Sırf siber alemin yer altı dünyasında bir tren metaforuyla simüle edildiği sahneleri görmek için bile izlenebilecek
olan ve ilk dakikalarından itibaren yakaladığı yüksek temposuyla seyirciyi içine hapseden filme puanım ise 7,5.
Birkaç
replik:
“İnsanlar
doğuştan iyiye inanmaya yatkındırlar ve kavgadan kaçınırlar.”
“Bu gençler
Windows gibidir, açılana kadar biraz bekletirler.”
“Yalnızca
yeterince küstah olmalısın, sonra dünya, ayaklarının önünde bekleyecek.”
“Bazen biri
için kafamızda kurduğumuz resme o kadar sıkı tutunuyoruz ki arkasındaki gerçek
kişiyi görmeyi unutuyoruz.”
“Hayat sana
limon verirse tuz ve tekila isteyeceksin”
“Umut hayat
pınarının üzerindeki bir gökkuşağıdır.”
“Ama her
zaman birinin sana yardım elini uzatmasını beklersen o zaman ilerleyemezsin.
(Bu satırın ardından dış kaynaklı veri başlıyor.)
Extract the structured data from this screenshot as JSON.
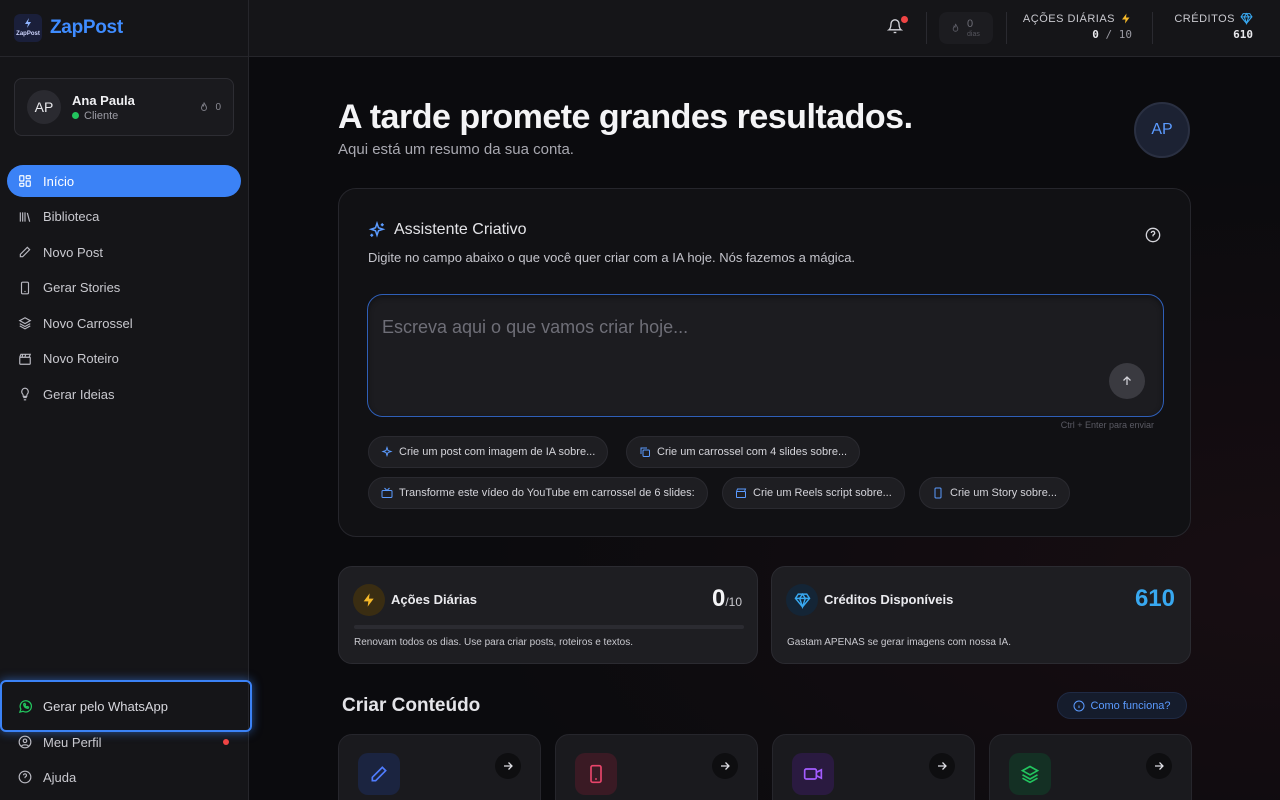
{
  "app": {
    "logo_text": "ZapPost",
    "logo_mark_text": "ZapPost"
  },
  "user": {
    "initials": "AP",
    "name": "Ana Paula",
    "role": "Cliente",
    "streak": "0"
  },
  "nav": {
    "items": [
      {
        "label": "Início",
        "icon": "grid-icon",
        "active": true
      },
      {
        "label": "Biblioteca",
        "icon": "library-icon",
        "active": false
      },
      {
        "label": "Novo Post",
        "icon": "pencil-icon",
        "active": false
      },
      {
        "label": "Gerar Stories",
        "icon": "phone-icon",
        "active": false
      },
      {
        "label": "Novo Carrossel",
        "icon": "layers-icon",
        "active": false
      },
      {
        "label": "Novo Roteiro",
        "icon": "clapperboard-icon",
        "active": false
      },
      {
        "label": "Gerar Ideias",
        "icon": "lightbulb-icon",
        "active": false
      }
    ],
    "whatsapp_label": "Gerar pelo WhatsApp",
    "profile_label": "Meu Perfil",
    "help_label": "Ajuda"
  },
  "topbar": {
    "streak_count": "0",
    "streak_unit": "dias",
    "actions_label": "AÇÕES DIÁRIAS",
    "actions_used": "0",
    "actions_sep": " / ",
    "actions_total": "10",
    "credits_label": "CRÉDITOS",
    "credits_value": "610"
  },
  "main": {
    "greeting": "A tarde promete grandes resultados.",
    "subgreeting": "Aqui está um resumo da sua conta.",
    "avatar_initials": "AP"
  },
  "assistant": {
    "title": "Assistente Criativo",
    "description": "Digite no campo abaixo o que você quer criar com a IA hoje. Nós fazemos a mágica.",
    "placeholder": "Escreva aqui o que vamos criar hoje...",
    "hint": "Ctrl + Enter para enviar",
    "chips": [
      {
        "label": "Crie um post com imagem de IA sobre...",
        "icon": "sparkle-icon"
      },
      {
        "label": "Crie um carrossel com 4 slides sobre...",
        "icon": "copy-icon"
      },
      {
        "label": "Transforme este vídeo do YouTube em carrossel de 6 slides:",
        "icon": "tv-icon"
      },
      {
        "label": "Crie um Reels script sobre...",
        "icon": "clapperboard-icon"
      },
      {
        "label": "Crie um Story sobre...",
        "icon": "phone-icon"
      }
    ]
  },
  "stats": {
    "actions": {
      "title": "Ações Diárias",
      "value": "0",
      "suffix": "/10",
      "progress": 0,
      "description": "Renovam todos os dias. Use para criar posts, roteiros e textos.",
      "color": "#f5b829"
    },
    "credits": {
      "title": "Créditos Disponíveis",
      "value": "610",
      "description": "Gastam APENAS se gerar imagens com nossa IA.",
      "color": "#38a8f0"
    }
  },
  "create": {
    "title": "Criar Conteúdo",
    "how_label": "Como funciona?",
    "cards": [
      {
        "icon": "pencil-icon",
        "color": "#4f7cff"
      },
      {
        "icon": "phone-icon",
        "color": "#e8456b"
      },
      {
        "icon": "video-icon",
        "color": "#a35cff"
      },
      {
        "icon": "layers-icon",
        "color": "#22c55e"
      }
    ]
  },
  "colors": {
    "accent": "#3b82f6",
    "background": "#0b0b0e",
    "sidebar": "#151518"
  }
}
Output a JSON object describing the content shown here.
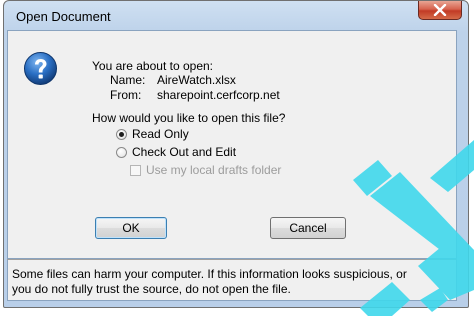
{
  "window": {
    "title": "Open Document",
    "close_icon": "close-x-icon"
  },
  "main": {
    "icon": "question-icon",
    "intro": "You are about to open:",
    "name_label": "Name:",
    "name_value": "AireWatch.xlsx",
    "from_label": "From:",
    "from_value": "sharepoint.cerfcorp.net",
    "question": "How would you like to open this file?",
    "options": [
      {
        "label": "Read Only",
        "selected": true
      },
      {
        "label": "Check Out and Edit",
        "selected": false
      }
    ],
    "drafts_checkbox": {
      "label": "Use my local drafts folder",
      "checked": false,
      "enabled": false
    }
  },
  "buttons": {
    "ok": "OK",
    "cancel": "Cancel"
  },
  "footer": {
    "line1": "Some files can harm your computer. If this information looks suspicious, or",
    "line2": "you do not fully trust the source, do not open the file."
  },
  "colors": {
    "watermark": "#40d8ec",
    "close_button": "#c23b25",
    "help_icon": "#1f5fae"
  }
}
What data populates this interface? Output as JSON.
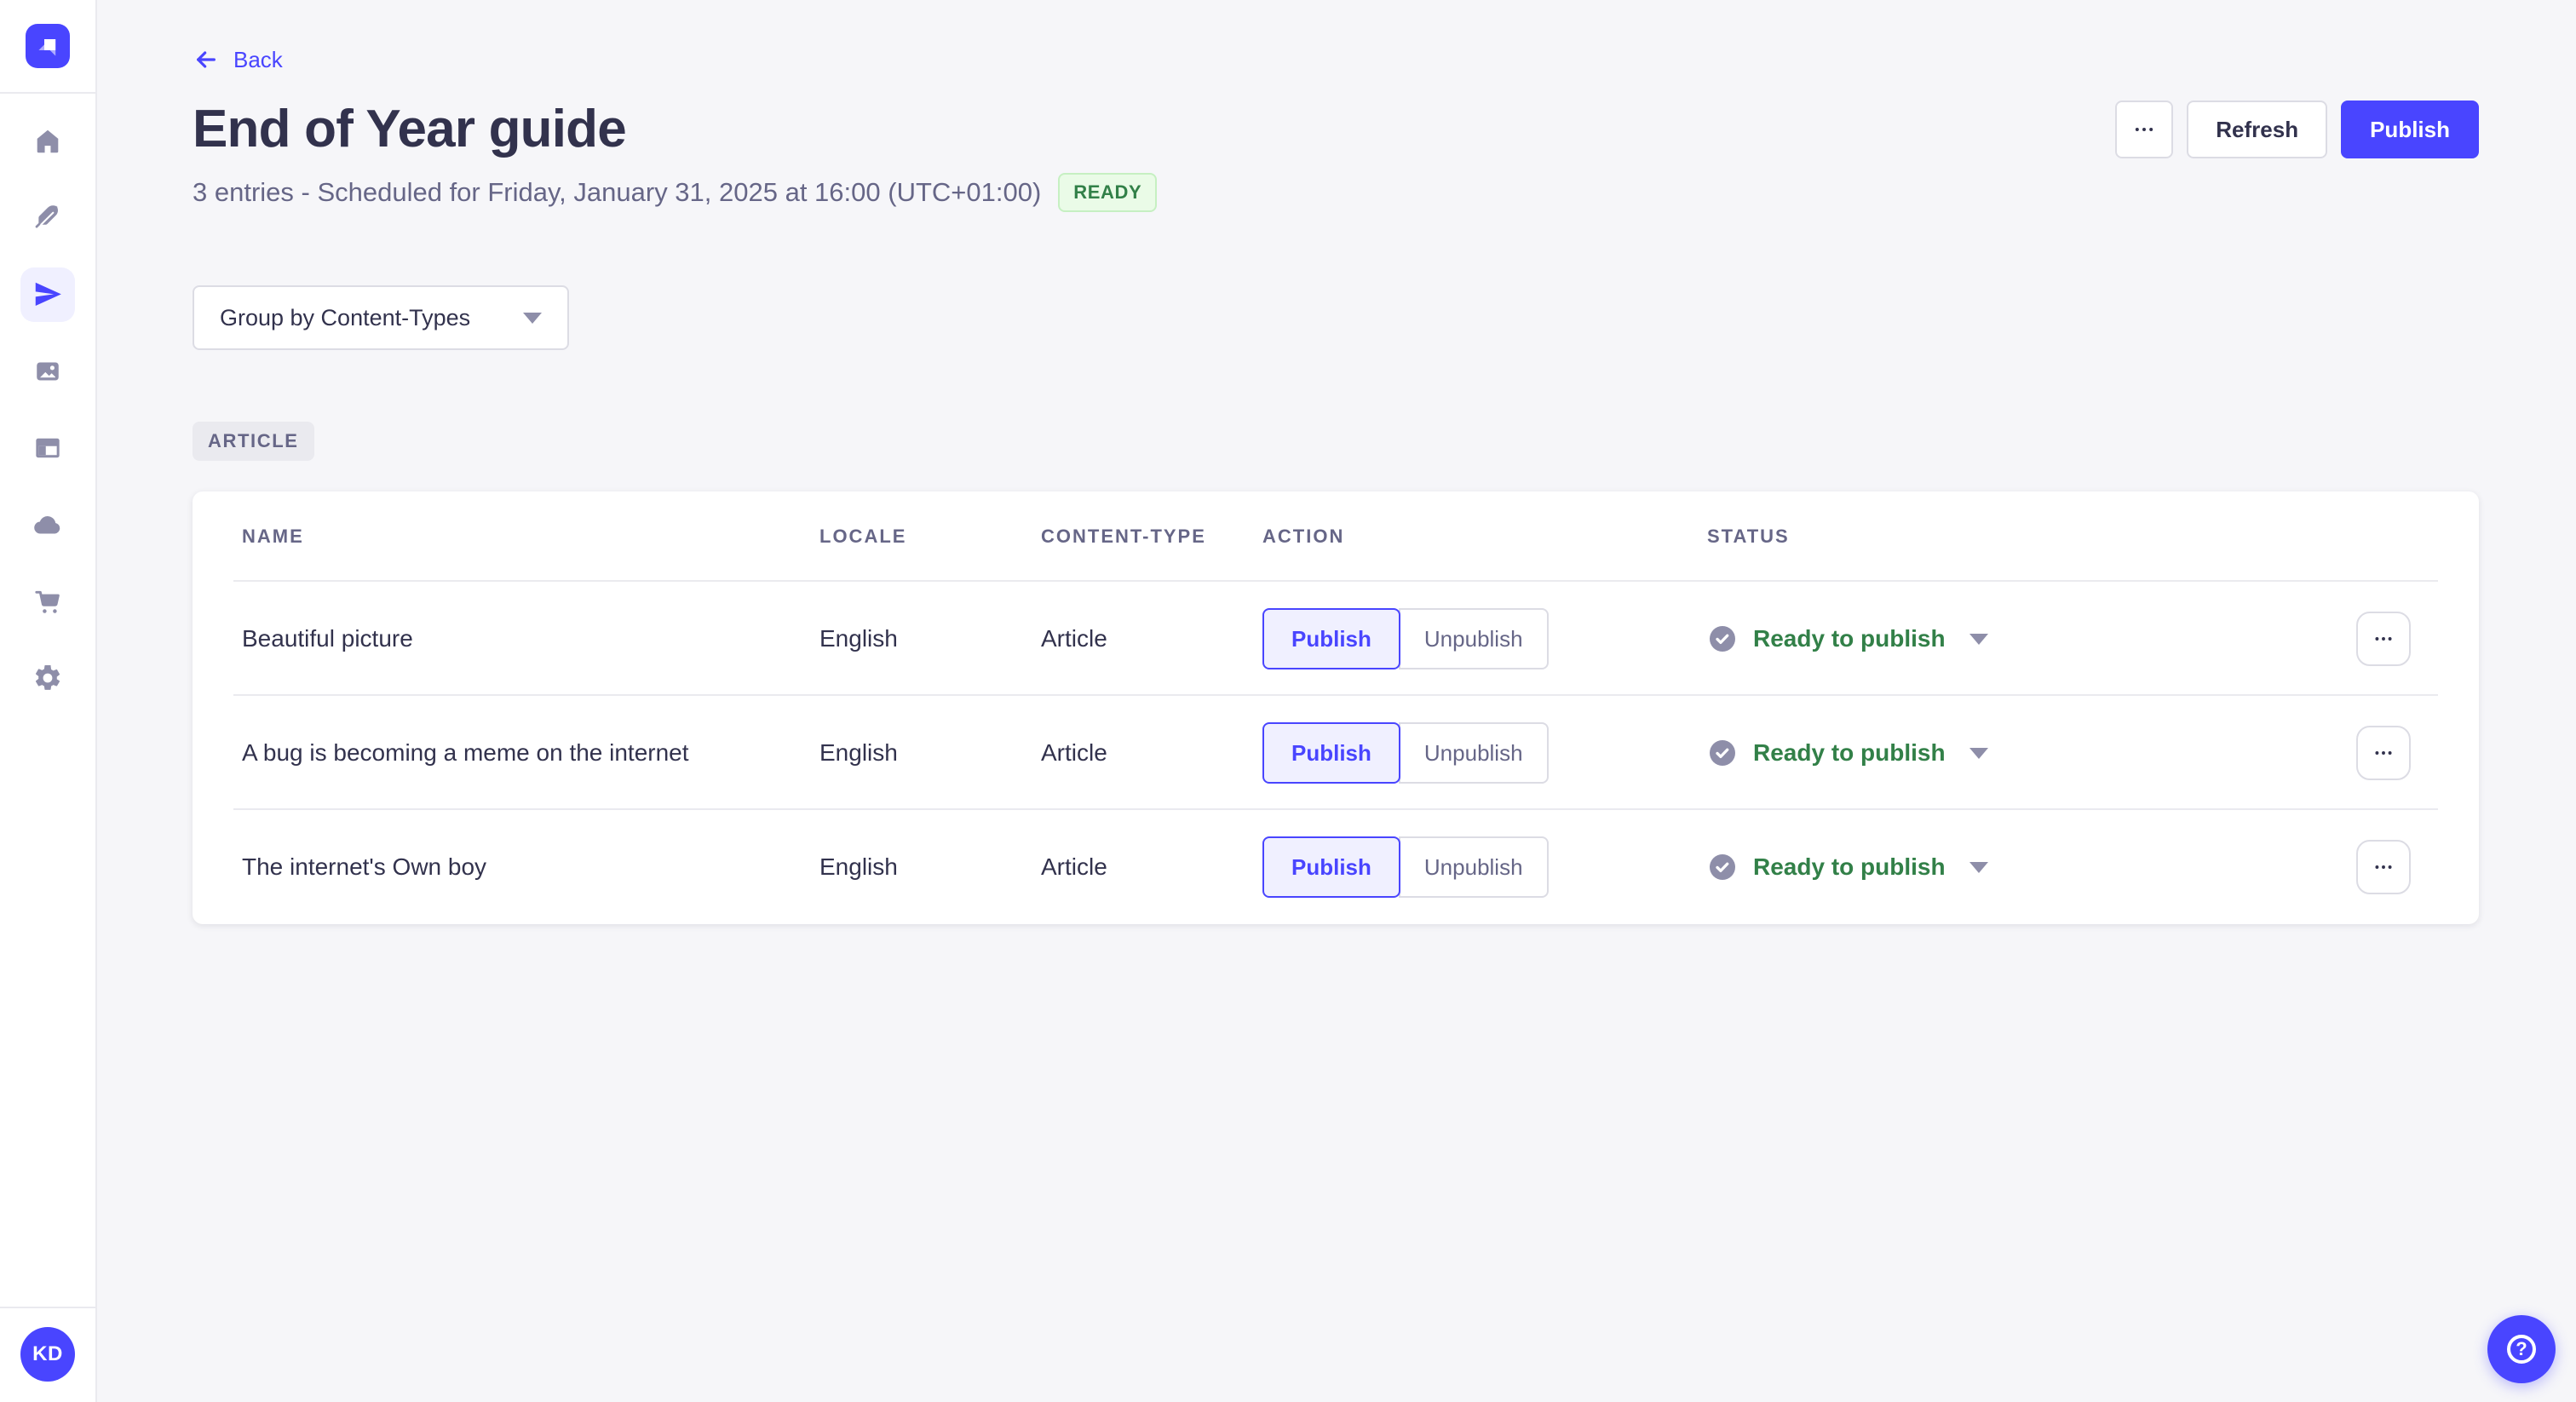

Çoğu kişi çizdikleri sınıra kadar ilerler.”
“Hack yapmak
sihre benzer. İkisinin de amacı karşısındaki kişiyi kandırmaktır.”
“Birincisi: Hiç bir sistem güvenli
değildir.
İkincisi: İmkansızı hedefle.
Ve üçüncüsü: Yaptıklarını sanal dünyayla sınırlama.”